“I have some bad news,” the bartender tells me, just recently, in fact. I prepare myself for the worst. She’s getting to know me quite well and probably actually knows the things that matter to me, I realize.
I don’t drink, mind you, but I’m there several times a week. I drink diet coke and ask them to take their ahi tuna salad and substitute salmon. I’m pretty regular about that. It’s not typical bar food, I suppose, but it suits me.
I like salmon. I eat it a lot. I have a couple ounces for breakfast. And it’s a common thing for me to eat when I eat out.
“I have some bad news,” she says again, making sure she has my attention, and that I’m prepared. “They’re changing the menu. There’s not going to be any more salmon.”

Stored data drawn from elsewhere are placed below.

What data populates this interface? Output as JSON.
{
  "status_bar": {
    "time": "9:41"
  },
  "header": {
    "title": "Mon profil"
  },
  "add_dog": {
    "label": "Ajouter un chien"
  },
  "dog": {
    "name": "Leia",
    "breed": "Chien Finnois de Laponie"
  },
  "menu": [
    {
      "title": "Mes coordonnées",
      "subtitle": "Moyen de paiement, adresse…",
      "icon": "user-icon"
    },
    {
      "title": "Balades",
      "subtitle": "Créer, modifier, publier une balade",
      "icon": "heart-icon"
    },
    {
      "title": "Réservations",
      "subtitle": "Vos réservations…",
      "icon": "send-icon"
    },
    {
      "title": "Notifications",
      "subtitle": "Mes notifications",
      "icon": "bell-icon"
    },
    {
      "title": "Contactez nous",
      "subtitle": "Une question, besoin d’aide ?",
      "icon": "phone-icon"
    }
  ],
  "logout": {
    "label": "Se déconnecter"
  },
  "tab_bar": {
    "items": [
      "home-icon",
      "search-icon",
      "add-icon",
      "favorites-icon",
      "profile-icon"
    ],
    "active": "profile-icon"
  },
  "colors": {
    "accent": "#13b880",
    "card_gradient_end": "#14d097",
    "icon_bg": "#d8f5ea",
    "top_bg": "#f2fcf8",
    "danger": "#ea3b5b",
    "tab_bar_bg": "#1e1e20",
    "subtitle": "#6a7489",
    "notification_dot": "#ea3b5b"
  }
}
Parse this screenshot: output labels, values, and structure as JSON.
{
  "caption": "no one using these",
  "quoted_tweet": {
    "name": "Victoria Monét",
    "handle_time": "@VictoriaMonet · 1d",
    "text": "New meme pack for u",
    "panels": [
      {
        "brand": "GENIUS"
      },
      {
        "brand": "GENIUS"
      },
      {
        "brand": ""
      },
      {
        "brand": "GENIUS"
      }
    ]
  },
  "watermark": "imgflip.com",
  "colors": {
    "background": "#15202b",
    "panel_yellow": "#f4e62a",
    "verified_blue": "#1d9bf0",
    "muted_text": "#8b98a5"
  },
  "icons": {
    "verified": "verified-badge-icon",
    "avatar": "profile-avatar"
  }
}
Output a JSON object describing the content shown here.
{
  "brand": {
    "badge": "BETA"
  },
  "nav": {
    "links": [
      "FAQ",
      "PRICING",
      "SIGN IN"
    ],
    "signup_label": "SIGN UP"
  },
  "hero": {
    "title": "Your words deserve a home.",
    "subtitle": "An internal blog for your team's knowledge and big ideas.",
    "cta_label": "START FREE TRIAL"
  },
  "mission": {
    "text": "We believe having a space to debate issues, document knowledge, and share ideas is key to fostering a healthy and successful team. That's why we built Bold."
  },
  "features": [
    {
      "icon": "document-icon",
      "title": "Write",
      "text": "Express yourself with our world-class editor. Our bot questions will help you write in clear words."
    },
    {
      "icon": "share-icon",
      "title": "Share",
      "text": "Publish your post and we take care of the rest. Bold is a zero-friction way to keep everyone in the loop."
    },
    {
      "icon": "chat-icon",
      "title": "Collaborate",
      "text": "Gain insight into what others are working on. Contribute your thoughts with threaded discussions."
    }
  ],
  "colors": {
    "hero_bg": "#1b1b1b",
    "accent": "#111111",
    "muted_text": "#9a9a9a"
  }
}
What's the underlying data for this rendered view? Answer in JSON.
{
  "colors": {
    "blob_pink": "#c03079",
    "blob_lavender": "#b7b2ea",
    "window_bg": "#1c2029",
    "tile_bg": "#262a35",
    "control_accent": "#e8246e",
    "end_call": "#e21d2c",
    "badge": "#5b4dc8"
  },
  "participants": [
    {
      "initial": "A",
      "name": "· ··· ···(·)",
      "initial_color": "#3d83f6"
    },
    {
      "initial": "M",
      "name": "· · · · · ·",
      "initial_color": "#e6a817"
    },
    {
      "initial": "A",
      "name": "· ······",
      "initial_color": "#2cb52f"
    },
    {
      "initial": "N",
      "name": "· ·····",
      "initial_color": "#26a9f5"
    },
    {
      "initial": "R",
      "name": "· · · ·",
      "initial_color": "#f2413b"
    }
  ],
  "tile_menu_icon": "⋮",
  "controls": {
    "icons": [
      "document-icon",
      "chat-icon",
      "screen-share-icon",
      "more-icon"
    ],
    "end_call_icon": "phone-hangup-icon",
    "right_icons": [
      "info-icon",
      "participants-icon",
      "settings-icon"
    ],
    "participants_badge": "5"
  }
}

I am stunned. I stare at her in anguish. It’s what she expected, and she seems sad. She knew this wouldn’t sit well. But I explain.
“The salmon were going away anyway,” I explain. “I always expected that. They’ll be extinct. And often when I eat salmon, I think, I’m really going to miss this. I just didn’t expect it so soon, and for this reason.”
There are still salmon in the world. That’s good at least. But she’s right that I’ll be sad when I come to the restaurant. Still, maybe it’s a wake-up call. Practice. The salmon aren’t quite gone, like the rest of the ecology. Climate change mostly, though we’re fishing out the oceans anyway, and not taking very good care of anything else.
I expect mankind itself to go extinct inside of 20 years. It’s not going to be pretty. Maybe if we started saying it out loud now, it would hit us in time to do something.
I’m going to miss the salmon, when it happens for real.
And soon after that, humanity itself.
Though whatever’s left probably won’t miss us.
I attended a Cary Tennis writing workshop this last weekend. This is one of the stories I wrote.
The writing prompt was:
Visualize something you really love. Use the phrase “I'm going to miss you.”